Eigenvalue Stability¶

A major challenge in unconstrained linear RNNs and state-space models is numerical explosion or vanishing activations. The Sherman-Morrison inverse updates in VLA naturally bound the eigenvalues of the memory system.

Eigenvalues Plot Fig 2: Eigenvalues of the memory matrix \(S_t\) over 10,000 timesteps. VLA maintains strict numerical stability (eigenvalues near 1), preventing the exponential growth that plagues standard linear transformers on extremely long contexts.

2. Synthetic Memory Tasks¶

We test VLA on fundamental memory operations: copying a sequence and recalling a specific token after a long delay. These tasks are notoriously difficult for standard Linear Attention due to “attention dilution”.

The Copy Task¶

The model must observe a sequence of length \(T\) and exactly reproduce it. The loss should decrease monotonically.

Synthetic Copy Fig 3: VLA achieves near-zero loss significantly faster than DeltaNet and standard Linear Transformers. The exact inverse tracking allows VLA to perfectly capture the sequence without degradation.

The Delayed Recall Task¶

The model observes a key-value pair, processes a sequence of pure noise of length \(T\), and is then asked to recall the value associated with the key.

Delayed Recall Fig 4: As the delay length increases (e.g., \(T > 1000\)), LT entirely forgets the key. VLA successfully retrieves the value by setting the penalty \(\lambda_t \to 0\) for the target key and \(\lambda_t \to \infty\) for the noise tokens, maintaining a pristine memory state.

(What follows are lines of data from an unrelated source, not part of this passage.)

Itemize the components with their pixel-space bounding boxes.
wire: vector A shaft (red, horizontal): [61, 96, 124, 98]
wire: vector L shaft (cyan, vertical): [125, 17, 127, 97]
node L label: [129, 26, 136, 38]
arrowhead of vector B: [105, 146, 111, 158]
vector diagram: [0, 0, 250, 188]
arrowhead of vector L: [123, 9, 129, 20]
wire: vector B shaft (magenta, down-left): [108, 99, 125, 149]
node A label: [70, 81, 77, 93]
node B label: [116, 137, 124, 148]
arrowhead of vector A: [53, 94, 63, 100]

3. Long Range Arena (LRA) Benchmark¶

The Long Range Arena is a suite of tasks specifically designed to evaluate efficient transformers on sequences ranging from 1K to 16K tokens. We compare VLA against strong baselines across multiple domains (text, images, mathematics).

Overall Performance¶

LRA Overall Fig 5: VLA consistently outperforms standard Linear Transformers and remains highly competitive with DeltaNet across all LRA tasks, achieving state-of-the-art results on memory-intensive subtasks.

Task-Specific Analysis¶

LRA Per Task Fig 6: Breakdown of LRA performance. VLA exhibits particularly strong gains on the Path-X task (16K sequence length), proving its ability to model extreme long-range dependencies where standard attention mechanisms fail due to \(\mathcal{O}(N^2)\) constraints.

4. VLA v3 Advanced Benchmarks & Stability¶

Our latest v3 formulation (incorporating Triton and Mamba integration components) undergoes rigorous stress-testing against standard baseline sequence models. These benchmarks demonstrate the strict linear-time capability, dynamic stability, and extreme retrieval capabilities of VLA on Multi-Query Associative Recall (MQAR).

Linear Scaling & Hardware Efficiency¶

VLA achieves strict \(\mathcal{O}(T)\) linear-time performance per token, avoiding the \(\mathcal{O}(T^2)\) slowdown of Softmax Attention.

Scaling Behavior Fig 7: VLA maintains constant throughput scaling natively as sequence length grows, outperforming dense attention models.

Inversion Stability Tracking¶

A central limitation of Linear Attention is exploding memory norms. Tracking the internal hidden states (\(S_t\)) reveals that VLA successfully bounds exponential state explosion.

Stability Tracking Fig 8: Standard Linear Attention explodes to extreme state norms, whereas VLA dynamically bounds state norms (\(113\times\) reduction).

Multi-Query Associative Recall (MQAR)¶

We evaluate capacity on high-density memory retrieval tasks where models must associate multiple key-value pairs accurately across long contexts.

MQAR Capacity Curve Fig 9: VLA successfully manages multi-pair associative recall at 100% capacity where DeltaNet and Linear baselines fail entirely.

MQAR Accuracy vs Sequence Length Fig 10: VLA sustains \(0.982\) accuracy well out to \(512+\) context lengths, showing zero capacity degradation compared to Softmax (\(~15\%\)).

Summary¶

The empirical results confirm our theoretical hypotheses:

Expressivity: VLA perfectly solves synthetic memory bottlenecks.
Stability: The matrix inverse recurrence remains strictly stable for sequence lengths exceeding \(10^4\).
Scalability: VLA delivers state-of-the-art accuracy on long-context benchmarks while maintaining \(\mathcal{O}(T d^2)\) runtime complexity.